Şubat ayının başında sonuçlarını açıkladığımız “Türkiye’de Kutuplaşmanın Boyutları” araştırması, ülkemizde bir arada barış içerisinde var olma hayaline oldukça mesafemiz olduğunu gösterdi. Türkiye seçmen nüfusunu temsil eden 1024 kişiyle yapılan araştırmanın sonuçları kamuoyunda “birlikte yaşayamama” konusunda bir farkındalık uyandırmışa benzer, farkı mecralarda yer aldığı göz önünde tutulursa.

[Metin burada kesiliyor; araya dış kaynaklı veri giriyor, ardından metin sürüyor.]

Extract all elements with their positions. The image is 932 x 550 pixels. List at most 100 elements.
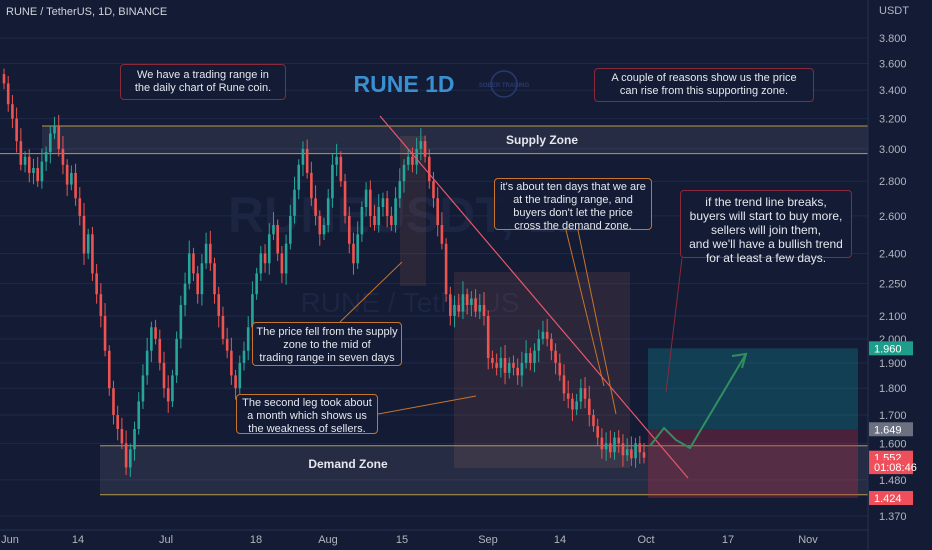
trend-line bbox=[379, 115, 689, 479]
candle-body-82 bbox=[347, 215, 351, 244]
candle-body-89 bbox=[377, 207, 381, 226]
candle-body-125 bbox=[529, 353, 532, 363]
price-label-1: 1.649 bbox=[874, 424, 902, 436]
candle-body-86 bbox=[364, 189, 368, 208]
pointer-fell bbox=[339, 261, 403, 323]
candle-body-93 bbox=[394, 198, 397, 226]
projection-arrowhead bbox=[731, 352, 748, 369]
price-label-box-4 bbox=[869, 491, 913, 506]
x-tick-label-1: 14 bbox=[72, 534, 84, 546]
candle-body-91 bbox=[385, 198, 389, 216]
x-tick-label-9: 17 bbox=[722, 534, 734, 546]
candle-body-123 bbox=[520, 362, 524, 376]
candle-body-52 bbox=[221, 316, 225, 339]
candle-body-131 bbox=[554, 350, 557, 363]
candle-body-117 bbox=[495, 362, 498, 368]
candle-body-41 bbox=[175, 338, 178, 376]
candle-body-71 bbox=[301, 148, 305, 165]
candle-body-15 bbox=[65, 164, 69, 185]
candle-body-95 bbox=[402, 164, 406, 182]
candle-body-30 bbox=[129, 449, 132, 468]
candle-body-20 bbox=[86, 234, 90, 254]
candle-body-3 bbox=[15, 118, 18, 142]
x-tick-label-10: Nov bbox=[798, 534, 818, 546]
price-label-box-0 bbox=[869, 341, 913, 356]
candle-body-22 bbox=[95, 273, 98, 295]
candle-body-87 bbox=[369, 189, 372, 216]
candle-body-79 bbox=[335, 156, 338, 165]
candle-body-6 bbox=[27, 156, 31, 173]
y-tick-label-5: 1.900 bbox=[879, 358, 907, 370]
candle-body-8 bbox=[36, 168, 39, 182]
long-position-stop bbox=[648, 429, 858, 499]
candle-body-53 bbox=[225, 338, 229, 351]
candle-body-24 bbox=[103, 316, 107, 351]
candle-body-66 bbox=[280, 253, 284, 274]
candle-body-84 bbox=[356, 234, 359, 264]
candle-body-96 bbox=[406, 156, 410, 165]
candle-body-45 bbox=[192, 253, 195, 274]
x-tick-label-5: 15 bbox=[396, 534, 408, 546]
candle-body-148 bbox=[625, 449, 629, 456]
candle-body-14 bbox=[61, 148, 65, 165]
candle-body-152 bbox=[642, 452, 646, 458]
candle-body-75 bbox=[318, 215, 322, 235]
candle-body-151 bbox=[638, 443, 642, 453]
sober-trading-logo bbox=[490, 70, 518, 98]
candle-body-127 bbox=[537, 338, 541, 351]
sober-trading-logo-text: SOBER TRADING bbox=[479, 83, 530, 89]
candle-body-100 bbox=[423, 141, 427, 157]
candle-body-150 bbox=[634, 443, 637, 459]
candle-body-57 bbox=[242, 350, 246, 363]
candle-body-97 bbox=[411, 156, 414, 165]
candle-body-101 bbox=[427, 156, 431, 182]
range-highlight bbox=[454, 272, 630, 468]
y-tick-label-16: 3.800 bbox=[879, 33, 907, 45]
candle-body-147 bbox=[621, 443, 625, 456]
annotation-second-leg: The second leg took about a month which … bbox=[236, 394, 378, 435]
candle-body-107 bbox=[453, 304, 456, 317]
candle-body-124 bbox=[524, 353, 528, 363]
candle-body-69 bbox=[293, 189, 296, 216]
candle-body-94 bbox=[398, 181, 402, 199]
candle-body-0 bbox=[2, 74, 6, 84]
demand-zone-label: Demand Zone bbox=[308, 457, 388, 471]
y-tick-label-8: 2.250 bbox=[879, 279, 907, 291]
price-label-box-3 bbox=[869, 460, 913, 475]
x-tick-label-4: Aug bbox=[318, 534, 338, 546]
supply-zone-label: Supply Zone bbox=[506, 133, 578, 147]
candle-body-59 bbox=[251, 294, 254, 328]
y-tick-label-9: 2.400 bbox=[879, 248, 907, 260]
candle-body-5 bbox=[23, 156, 27, 165]
y-tick-label-4: 1.800 bbox=[879, 383, 907, 395]
candle-body-90 bbox=[381, 198, 385, 208]
candle-body-64 bbox=[272, 225, 275, 235]
annotation-breakout: if the trend line breaks, buyers will st… bbox=[680, 190, 852, 265]
candle-body-40 bbox=[171, 375, 174, 402]
candle-body-27 bbox=[116, 415, 119, 429]
candle-body-23 bbox=[99, 294, 103, 317]
price-label-box-1 bbox=[869, 422, 913, 437]
price-label-4: 1.424 bbox=[874, 493, 902, 505]
candle-body-28 bbox=[120, 428, 124, 444]
candle-body-129 bbox=[545, 331, 549, 339]
x-tick-label-8: Oct bbox=[637, 534, 654, 546]
candle-body-38 bbox=[162, 362, 166, 389]
candle-body-88 bbox=[373, 215, 376, 226]
candle-body-33 bbox=[141, 375, 145, 402]
y-tick-label-3: 1.700 bbox=[879, 410, 907, 422]
candle-body-102 bbox=[432, 181, 435, 199]
candle-body-50 bbox=[213, 263, 216, 295]
candle-body-16 bbox=[70, 172, 73, 185]
candle-body-12 bbox=[53, 126, 56, 134]
candle-body-98 bbox=[415, 148, 418, 165]
supply-zone bbox=[42, 126, 868, 154]
y-tick-label-2: 1.600 bbox=[879, 438, 907, 450]
candle-body-105 bbox=[444, 243, 448, 295]
candle-body-76 bbox=[322, 225, 326, 235]
price-axis-unit: USDT bbox=[879, 5, 909, 17]
candle-body-56 bbox=[238, 362, 242, 389]
candle-body-54 bbox=[230, 350, 233, 376]
projection-path bbox=[649, 353, 747, 450]
candle-body-121 bbox=[512, 362, 515, 368]
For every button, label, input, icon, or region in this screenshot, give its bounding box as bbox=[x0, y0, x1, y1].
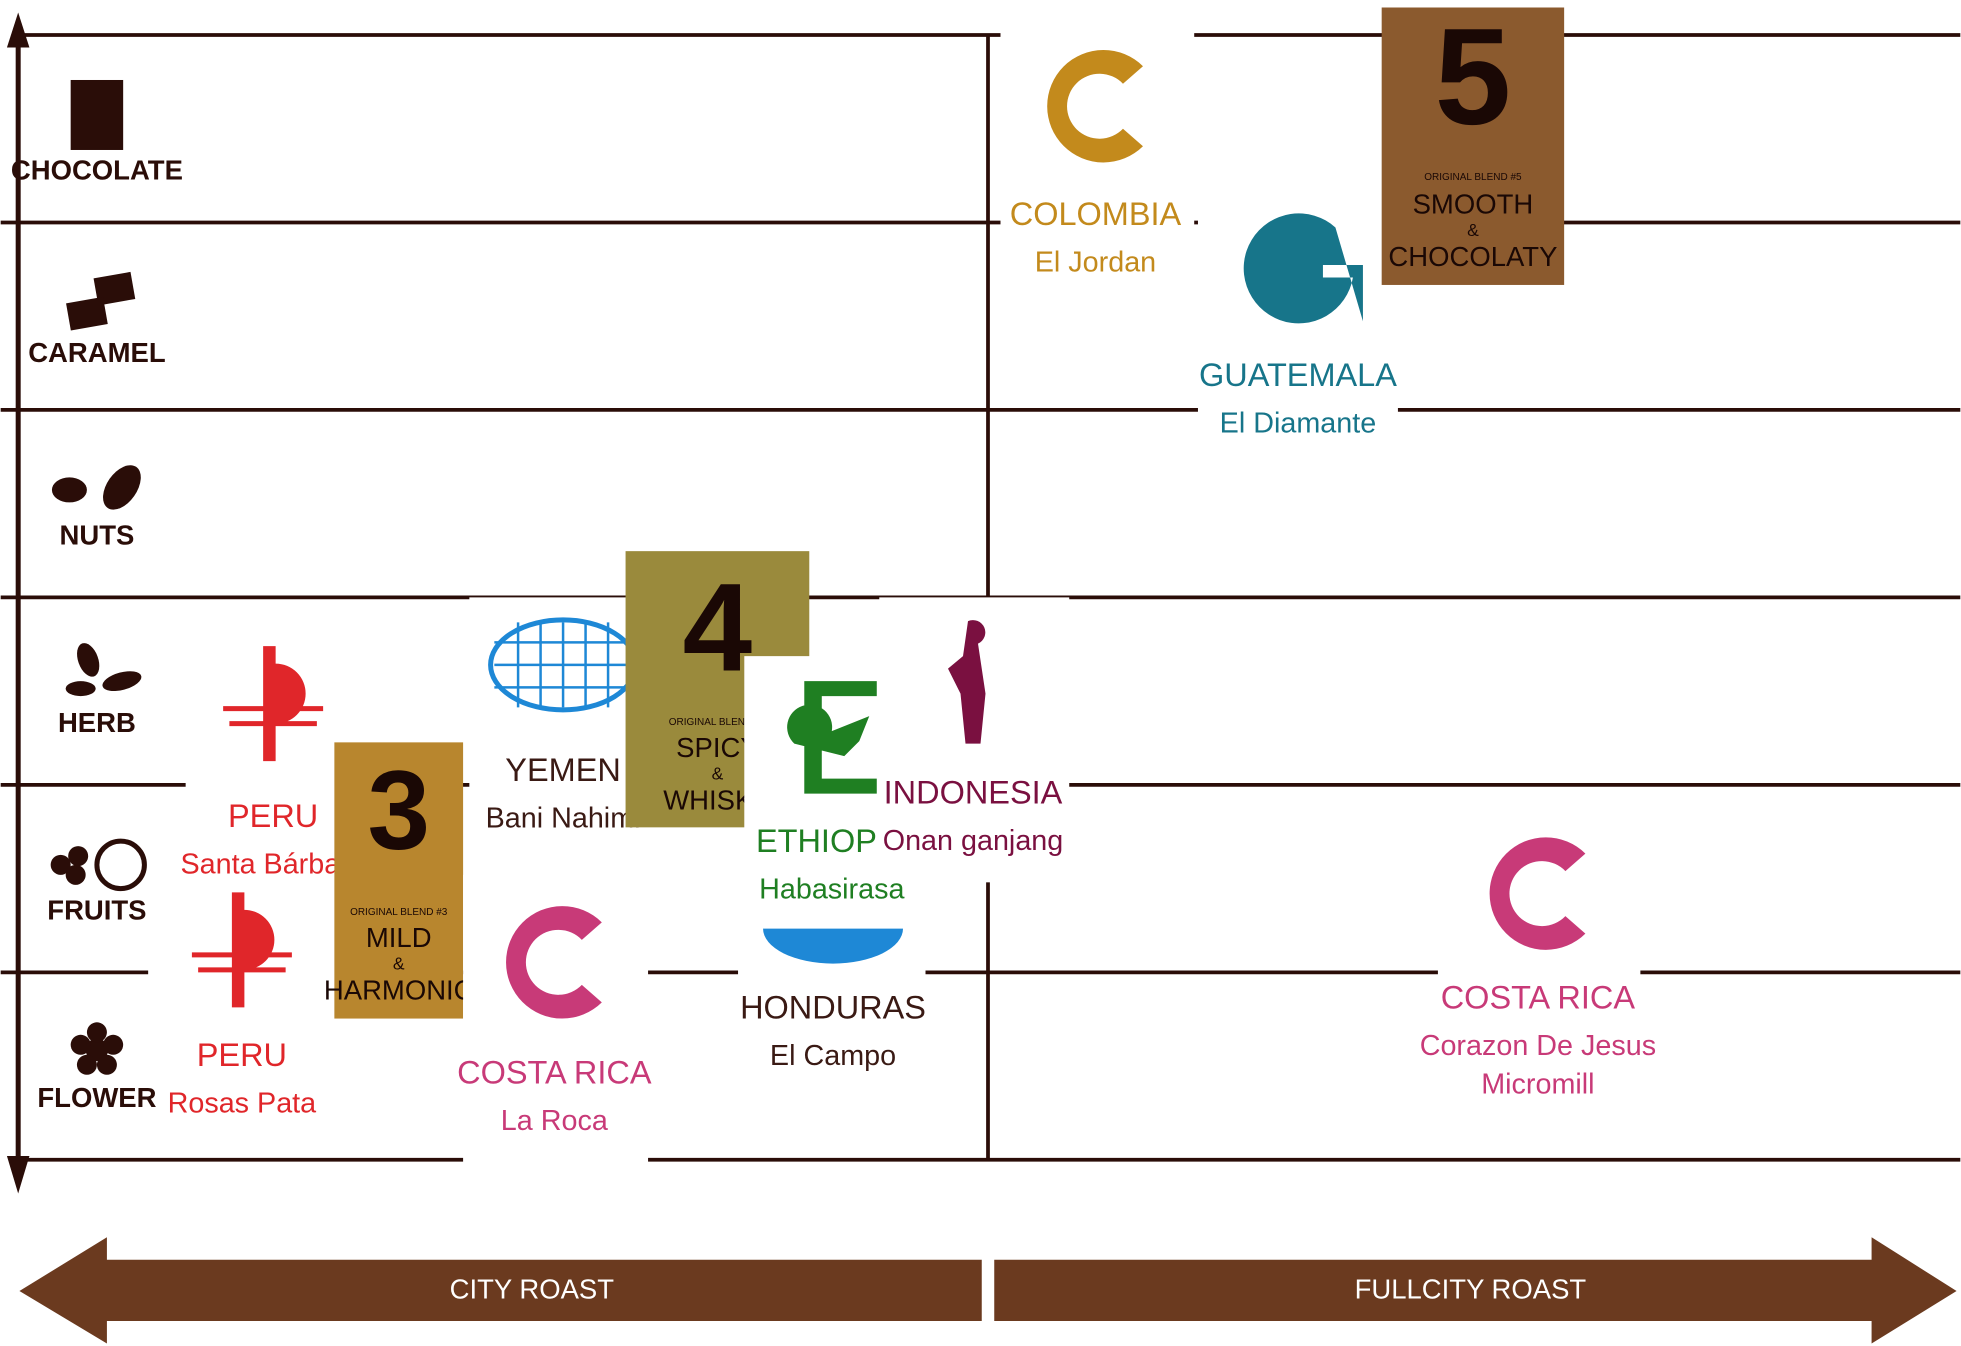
logo bbox=[787, 681, 877, 794]
coffee-country: COSTA RICA bbox=[457, 1054, 652, 1090]
roast-label: CITY ROAST bbox=[450, 1273, 615, 1304]
blend-name: & bbox=[393, 953, 405, 973]
logo bbox=[948, 620, 986, 744]
blend-name: CHOCOLATY bbox=[1388, 241, 1557, 272]
blend-name: SMOOTH bbox=[1413, 188, 1534, 219]
roast-label: FULLCITY ROAST bbox=[1355, 1273, 1587, 1304]
coffee-name: El Campo bbox=[770, 1040, 896, 1072]
logo bbox=[1047, 49, 1143, 163]
items: COLOMBIA El Jordan GUATEMALA El Diamante 5 OR… bbox=[148, 1, 1656, 1169]
coffee-name: El Jordan bbox=[1035, 246, 1156, 278]
blend-subtitle: ORIGINAL BLEND #3 bbox=[350, 907, 448, 918]
logo bbox=[191, 892, 292, 1008]
logo bbox=[763, 928, 904, 964]
blend-background bbox=[334, 742, 464, 1019]
coffee-name: Rosas Pata bbox=[168, 1087, 317, 1119]
blend-subtitle: ORIGINAL BLEND #4 bbox=[669, 717, 767, 728]
coffee-country: PERU bbox=[197, 1037, 287, 1073]
flavor-label: FLOWER bbox=[37, 1082, 156, 1113]
flavor-label: CHOCOLATE bbox=[11, 155, 183, 186]
coffee-name: El Diamante bbox=[1220, 408, 1377, 440]
blend-name: HARMONIC bbox=[324, 975, 474, 1006]
logo bbox=[1243, 213, 1363, 324]
blend-number: 4 bbox=[683, 558, 753, 697]
coffee-name: Bani Nahimi bbox=[486, 802, 641, 834]
coffee-name: Corazon De Jesus bbox=[1420, 1030, 1656, 1062]
coffee-country: GUATEMALA bbox=[1199, 357, 1397, 393]
coffee-country: COSTA RICA bbox=[1441, 979, 1636, 1015]
flavor-icons bbox=[50, 79, 147, 1075]
coffee-name: Micromill bbox=[1481, 1069, 1594, 1101]
coffee-country: HONDURAS bbox=[740, 989, 926, 1025]
roast-axis bbox=[19, 1237, 1957, 1344]
blend-name: & bbox=[712, 763, 724, 783]
blend-name: & bbox=[1467, 220, 1479, 240]
coffee-name: La Roca bbox=[501, 1105, 608, 1137]
item-background bbox=[1437, 812, 1641, 1113]
flavor-label: HERB bbox=[58, 707, 136, 738]
coffee-country: PERU bbox=[228, 798, 318, 834]
logo bbox=[506, 906, 602, 1019]
blend-name: MILD bbox=[366, 922, 432, 953]
coffee-country: COLOMBIA bbox=[1010, 196, 1182, 232]
logo bbox=[1489, 837, 1586, 950]
coffee-country: YEMEN bbox=[505, 752, 621, 788]
flavor-label: CARAMEL bbox=[28, 337, 165, 368]
blend-background bbox=[1381, 7, 1565, 285]
flavor-label: FRUITS bbox=[47, 895, 146, 926]
coffee-name: Onan ganjang bbox=[883, 825, 1064, 857]
blend-number: 5 bbox=[1435, 1, 1511, 154]
blend-subtitle: ORIGINAL BLEND #5 bbox=[1424, 172, 1522, 183]
flavor-label: NUTS bbox=[60, 520, 135, 551]
coffee-country: INDONESIA bbox=[884, 774, 1063, 810]
logo bbox=[223, 646, 324, 762]
blend-number: 3 bbox=[367, 746, 430, 872]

Çalışmanın en dikkat çeken bulgusu farklı siyasi parti sempatizanlarının birbirine karşı duyduğu “sosyal mesafe” oldu. Sosyal mesafe kavramı, sosyal bilimci Bogardus tarafından bireylerin “diğer” bireylerle farklı temaslarda bulunmaya ne kadar hevesli/hevessiz olduklarını ölçmek amacıyla ortaya atılan bir kavram. Kendinize benzemeyenlerle komşu olmak, iş kurmak ya da “kız alıp-vermek” isteyip istemediğinize dayanan bir ölçek. Eğer bir grubun üyeleri diğer başka bir grubun üyeleriyle bu tür bir ortak yaşam kurma konusunda isteksiz ise; gruplar arası sosyal mesafenin arttığını söyleyebiliriz.
Genelde etnik kökene ya da ırka dayalı ayrımcılığın; bazen de Dünya Değerler Araştırması’nda olduğu gibi genel bir hoşgörünün/hoşgörüsüzlüğün göstergesi olarak kullanılan bu ölçeği Türkiye’ye uyarlayıp “en uzak hissedilen siyasi parti taraftarları” özelinde sorduğumuzda; ülkemizde siyasi parti sempatizanları arasında sosyal mesafenin arttığını öğrendik. Öncelikle seçmenlerin yüzde 80’i kendisini bir şekilde başka bir parti sempatizanlarına uzak hissediyor, ancak bununla da kalmıyor; en azı yüzde 74 olmak üzere; büyük çoğunluğu da bu kişilerle temas kurmayı istemiyor. İstenmeyen temaslar arasında “çocukların beraber oynamasının” da olduğu belirteyim ki, durumun ciddiyeti daha fazla gözüksün.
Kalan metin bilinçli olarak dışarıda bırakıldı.